Ni mieux ni moins bien : différent. Même hormone (lévothyroxine), mais galénique et excipients différents. Tcaps a l’avantage de la composition épurée sans mannitol ; Lévothyrox a l’avantage du recul, du remboursement et de la disponibilité. Le « meilleur » des deux est celui qui te maintient stable, sans symptômes, à un coût supportable — voir les profils ci-dessus.
Le Tcaps est-il remboursé ?
Non. Contrairement à ce qu’on lit parfois, Tcaps n’est pas remboursé par la Sécurité sociale, malgré un avis favorable de la HAS en 2019 : laboratoire et autorités ne se sont pas entendus sur le prix. Son prix est donc libre et varie d’une pharmacie à l’autre (souvent entre 10 et 19 € la boîte). Le Lévothyrox, lui, est bien remboursé à 65 %.
Peut-on passer facilement de Lévothyrox à Tcaps ?
Le switch se fait uniquement sur prescription médicale, généralement à dose équivalente, avec un contrôle de la TSH environ 6 à 8 semaines après le changement — c’est le délai dont la TSH a besoin pour refléter une variation de dose. Ton médecin ajustera ensuite si nécessaire. Ne change jamais de spécialité de ta propre initiative, même « pour essayer ».
Tcaps a-t-il des effets secondaires ?
Comme toute lévothyroxine, ses effets indésirables sont surtout liés à un sur- ou sous-dosage (palpitations, insomnie, fatigue…). Sur les forums et dans notre communauté, Tcaps génère globalement moins de plaintes que le Lévothyrox nouvelle formule — mais son recul est plus court et ses utilisateurs moins nombreux, donc prudence avec les comparaisons brutes.

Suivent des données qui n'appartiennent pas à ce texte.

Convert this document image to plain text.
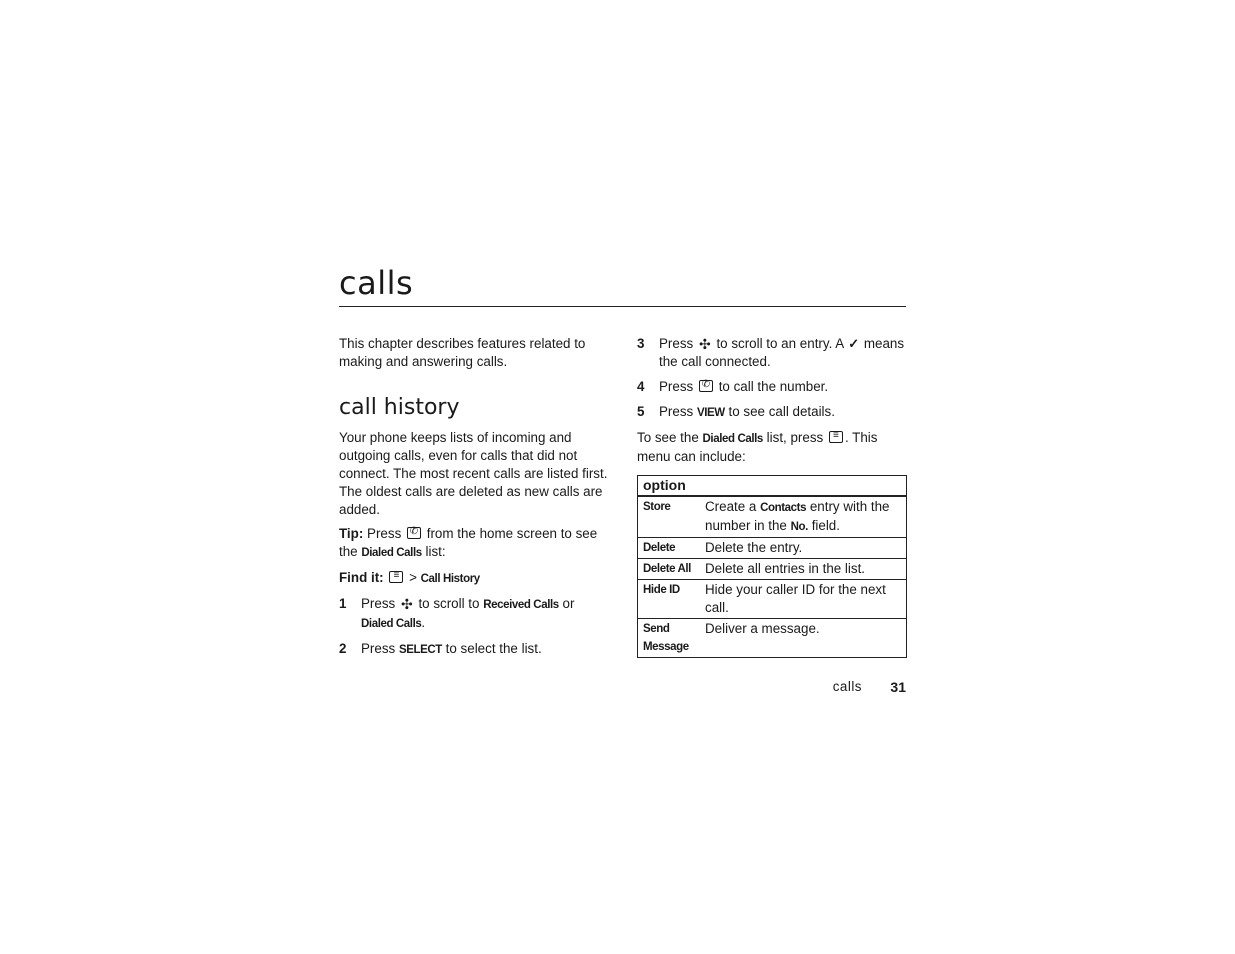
calls

This chapter describes features related to making and answering calls.

call history

Your phone keeps lists of incoming and outgoing calls, even for calls that did not connect. The most recent calls are listed first. The oldest calls are deleted as new calls are added.

Tip: Press ✆ from the home screen to see the Dialed Calls list:

Find it: ≡ > Call History

1	Press ✣ to scroll to Received Calls or Dialed Calls.
2	Press SELECT to select the list.
3	Press ✣ to scroll to an entry. A ✓ means the call connected.
4	Press ✆ to call the number.
5	Press VIEW to see call details.

To see the Dialed Calls list, press ≡ . This menu can include:

option	
Store	Create a Contacts entry with the number in the No. field.
Delete	Delete the entry.
Delete All	Delete all entries in the list.
Hide ID	Hide your caller ID for the next call.
Send Message	Deliver a message.
calls 31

Quels sont les excipients de Tcaps ?
La liste tient en trois mots : gélatine, glycérol, eau (l’enveloppe de la capsule molle). Pas de mannitol, pas de lactose, pas d’acide citrique. C’est la composition la plus courte du marché français de la lévothyroxine, et la raison principale pour laquelle on le propose aux patients intolérants aux excipients.
Verdict par profil
Tu l’auras compris : il n’y a pas de gagnant absolu dans ce match, seulement un bon choix pour TON profil.
- Tu tolères mal le mannitol ou la nouvelle formule, ou tu cherches une absorption potentiellement plus stable (IPP, troubles digestifs) → Tcaps est le candidat naturel, si ton budget le permet.
- Tu es stable sous Lévothyrox depuis longtemps et tout va bien → ne change rien. La stabilité est ce que ta thyroïde préfère, et un switch sans raison médicale est un risque inutile.
- Tu hésites, tu as des symptômes inexpliqués sous traitement → ne pars pas du médicament, pars du bilan : TSH, observance, interactions, dosage. Le changement de spécialité n’est qu’une option parmi d’autres.
Dans tous les cas, la dernière étape est toujours la même : parles-en à ton endocrinologue avant tout switch. La lévothyroxine est un médicament à marge thérapeutique étroite — chaque changement mérite un avis médical et un contrôle de TSH à 6-8 semaines. Ton vécu compte, tes symptômes comptent, et un bon médecin t’écoutera : viens avec tes arguments, ce comparatif est fait pour ça.
⚕️ Rappel : cet article ne remplace pas un avis médical. Pour toute question sur ton traitement, consulte ton médecin ou ton endocrinologue.